As for the timing of the ballot measure, the supporters counter that employers and workers would not have to start contributing for two years, time to allow for economic recovery from the pandemic.
Would the insurance pool have enough money to cover the costs?
The 0.9% employer-employee contribution laid out in Proposition 118 comes from an actuarial study provided to a bipartisan task force that studied paid family leave last year. Like other programs across the country, high demand — or low demand — for paid time off could trigger fluctuations in the required contributions.
The actuarial report from AMI Risk Consultants recommended contributions that would range from 0.71% to 0.87% of a worker’s salary during the next 10 years in order to make the fund solvent, less than the 0.9% the ballot measure stipulates.
To come up with that range, actuaries simulated 10,000 years of claims for various insurance coverages.
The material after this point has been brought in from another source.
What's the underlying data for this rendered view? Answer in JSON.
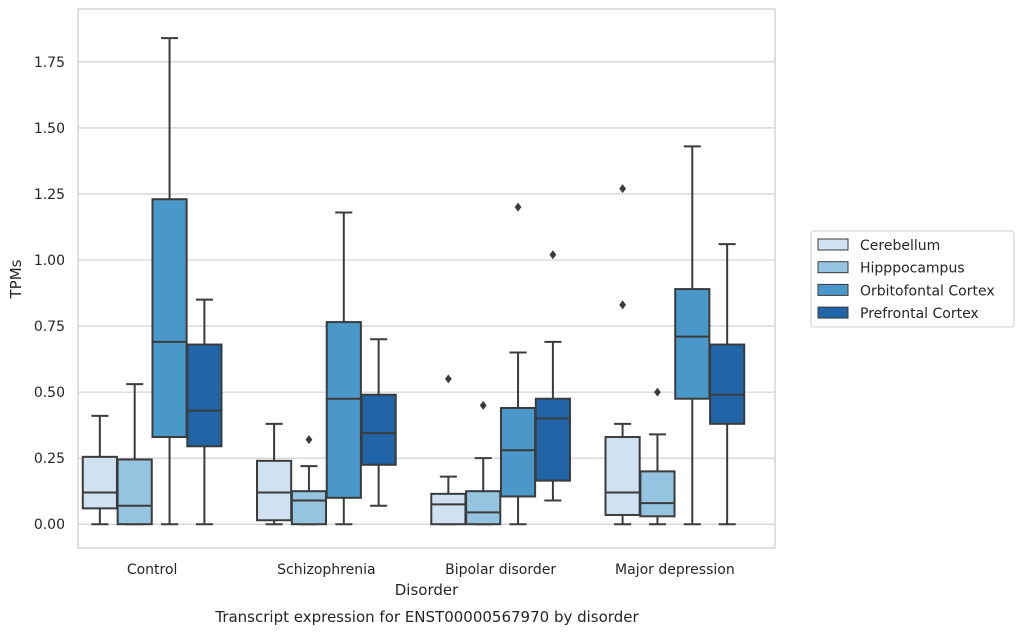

The group rated the fund solvent “with an 87% confidence level,” according to the campaign behind the measure.
Opponents, however, have countered with a study by the Common Sense Institute, a conservative-leaning, business-backed organization, that said the program could run out of money.
That September report, which criticized the Colorado plan for providing some of the most generous benefits in the country, predicted that more Coloradans may take advantage of paid leave than supporters are expecting.
If 6.2% of eligible workers took paid leave instead of the expected 3.53%, collections in the first year would not cover the benefits, the institute concluded. The group also said employers could end up paying twice — first to contribute to the state pool and again to replace workers while they took paid time off.